Archive for September 26th, 2018

26
Sep

Sabbatical 2018 Week 6: The Big Data Landscape is Ridiculously Huge

Last week I completed course two in the Big Data Specialization: Big Data Modeling and Management Systems. This was another very technical course. We gained an in-depth knowledge of why big data modeling and management is essential in preparing to gain insights from your data. We gained knowledge of real world big data modeling and management use cases in areas such as energy and gaming. We also learned to understand different kinds of data models, the ability to describe streaming data and the different challenges it presents, and the differences between a DBMS and a BDMS.

We did a lot of playing in the Cloudera VM again. I type in the codes given and things magically happen. It’s kind of cool, but no way I’m going to remember how to replicate any of this. For example, we learned how to import and query text documents with Lucene and perform weighted queries to see how rankings change. We learned how to perform statistical operations and layout algorithms on graph data in Gephi. I believe we actually installed and ran that program on our computers instead of in Cloudera. Then back in Cloudera we learned how to view semi-structured data streaming in real-time from a weather station and create plots of streaming weather station data.

If your head is spinning from just the few programs I mentioned already, it’s going to explode when you hear we also were introduced to Redis, Aerospike, AsterixDB, Solr, and Vertica. I thought I might pass out. The Big Data landscape is ridiculously huge. How anyone knows all of these programs is beyond me.

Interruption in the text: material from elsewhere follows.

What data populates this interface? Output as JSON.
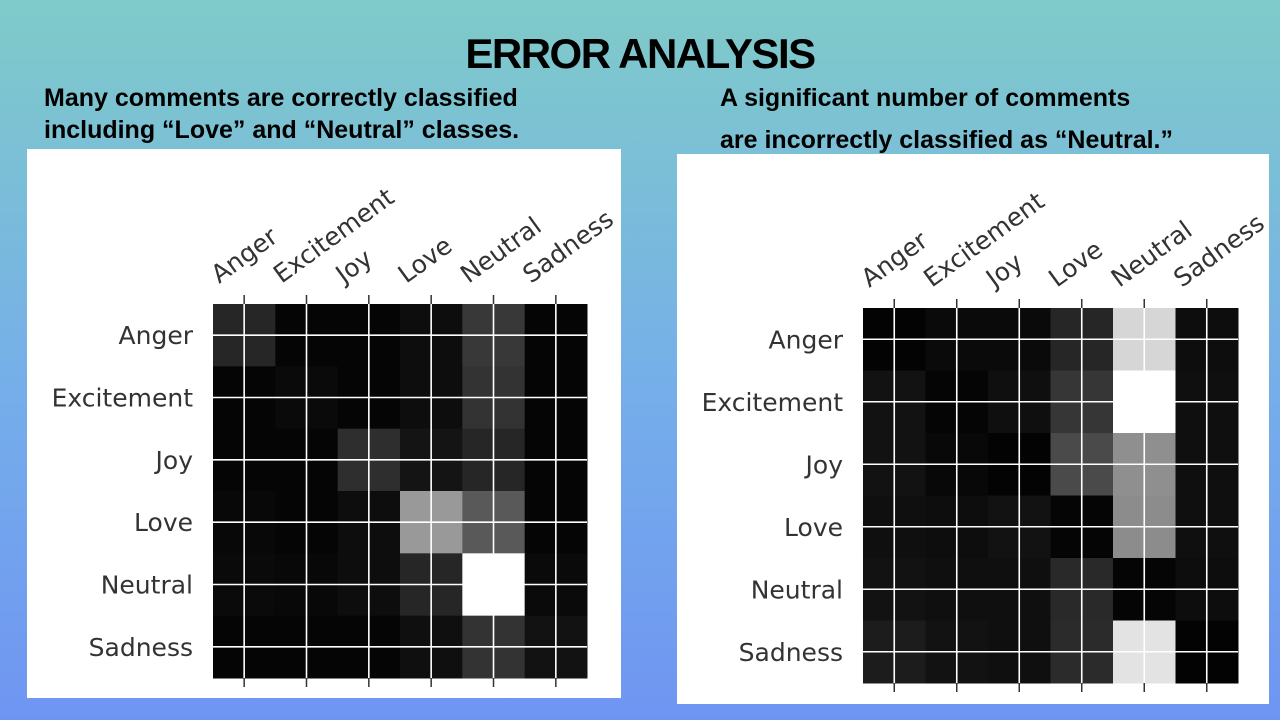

Also this week I reached out to district IT to schedule a meeting with the Canvas administrators to discuss Canvas Data Portal. It sounds like they have already started doing some exploring on their own. In fact, I was told to contact another individual who had already done some initial investigation in the use of Amazon Redshift. And a few developers have already explored it as part of a Transformation data project. It also looks like I’ll be able to get access to our Data Portal soon as well so I can start exploring. This is great news, as I thought this one step would be the one thing to derail my sabbatical proposal. Things are moving forward. I’m a little behind on my reading and annotated bib, but besides that I’m right on track. Yay, me!